Sign convention (one convenient choice): - Directed edge e: for each head/source endpoint u, set B[u,e] = +w_e; for each tail/target endpoint v, set B[v,e] = −w_e. - Undirected edge e: for each endpoint u, set B[u,e] = +w_e. - Hyperedges: set non‑zeros for all members (undirected) or heads/tails (directed) accordingly.

Weights and coefficients: - Edge weights w_e scale the column; stoichiometric coefficients (SBML) write directly into B[:,e] as endpoint‑specific values.

Native support for complex structures

  • Hyperedges: columns with more than two non‑zeros; directed hyperedges use signed entries to indicate head→tail.
  • Parallel edges: just more columns with the same endpoint sets (distinct edge IDs).
  • Vertex→edge and edge→edge edges: edge‑entities occupy rows in V, so edges can connect any combination of rows.

Operators from incidence

Let W = diag(w_e) be a diagonal matrix of per‑edge weights (or use the column norms if coefficients vary per endpoint).

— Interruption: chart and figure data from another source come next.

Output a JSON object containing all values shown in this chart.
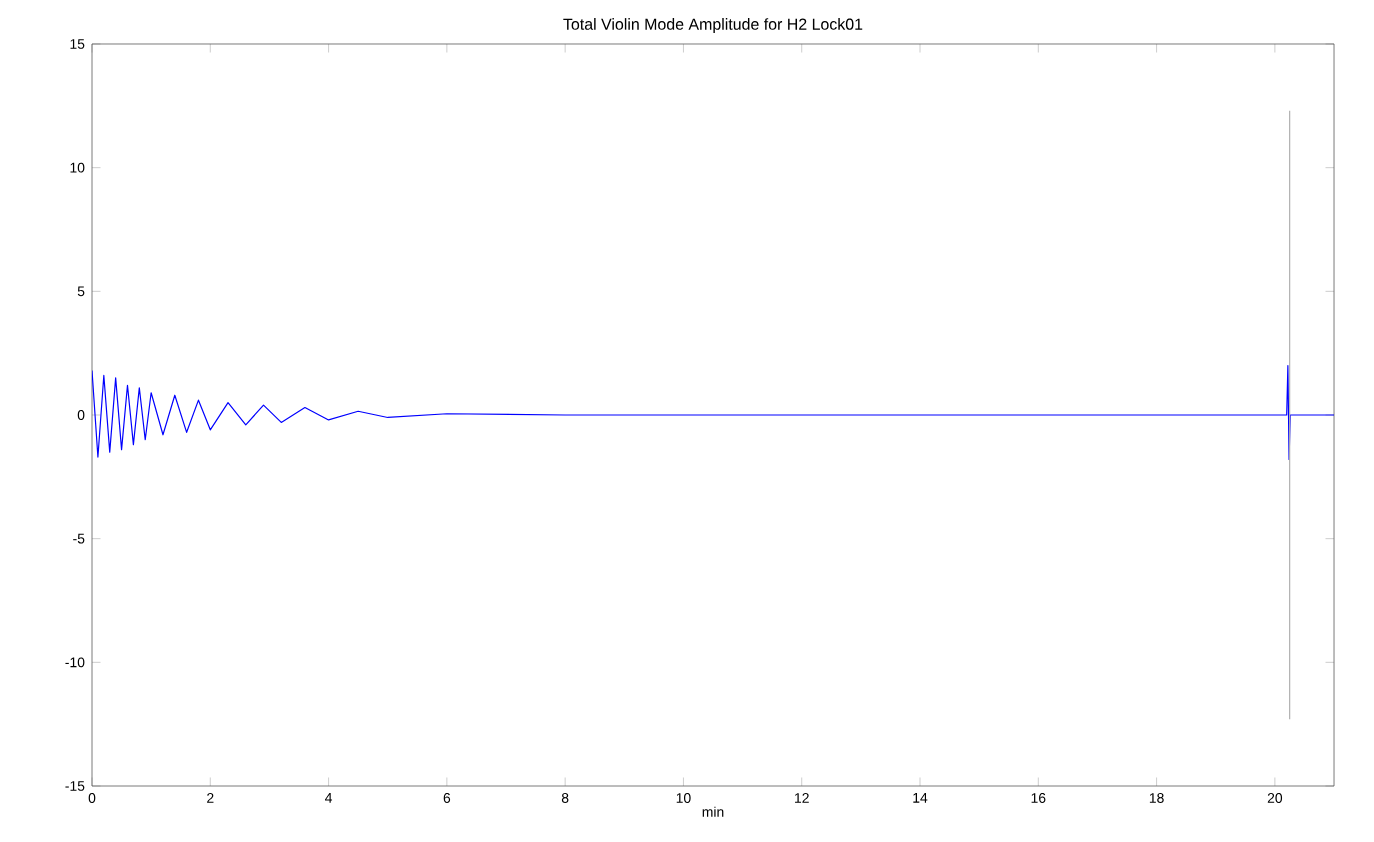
{
  "chart_data": {
    "type": "line",
    "title": "Total Violin Mode Amplitude for H2 Lock01",
    "xlabel": "min",
    "xlim": [
      0,
      21
    ],
    "xticks": [
      0,
      2,
      4,
      6,
      8,
      10,
      12,
      14,
      16,
      18,
      20
    ],
    "ylim": [
      -15,
      15
    ],
    "yticks": [
      -15,
      -10,
      -5,
      0,
      5,
      10,
      15
    ],
    "series": [
      {
        "color": "#0000ff",
        "x": [
          0,
          0.1,
          0.2,
          0.3,
          0.4,
          0.5,
          0.6,
          0.7,
          0.8,
          0.9,
          1.0,
          1.2,
          1.4,
          1.6,
          1.8,
          2.0,
          2.3,
          2.6,
          2.9,
          3.2,
          3.6,
          4.0,
          4.5,
          5.0,
          6,
          8,
          10,
          14,
          18,
          20.2,
          20.22,
          20.24,
          20.26,
          20.3,
          21
        ],
        "values": [
          1.8,
          -1.7,
          1.6,
          -1.5,
          1.5,
          -1.4,
          1.2,
          -1.2,
          1.1,
          -1.0,
          0.9,
          -0.8,
          0.8,
          -0.7,
          0.6,
          -0.6,
          0.5,
          -0.4,
          0.4,
          -0.3,
          0.3,
          -0.2,
          0.15,
          -0.1,
          0.05,
          0,
          0,
          0,
          0,
          0,
          2,
          -1.8,
          0,
          0,
          0
        ]
      },
      {
        "color": "#b0b0b0",
        "x": [
          20.25,
          20.25
        ],
        "values": [
          -12.3,
          12.3
        ]
      }
    ]
  }
}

  • Undirected Laplacian: L = B W Bᵀ (positive semidefinite; generalizes to hyperedges).
  • Directed adjacency (one construct):
  • Split B into positive and negative parts: B⁺ = max(B,0), B⁻ = max(−B,0).
  • Define A = B⁺ W (B⁻)ᵀ so that arcs go from heads to tails.
  • Row‑stochastic transition: P = D⁻¹ A with D = diag(A 1) where 1 is the all‑ones vector.

Notes: - Other directed Laplacians exist; the incidence construction above is compatible with several standard definitions. - In multilayer settings, construct the supra incidence over (vertex, layer) pairs and apply the same formulas.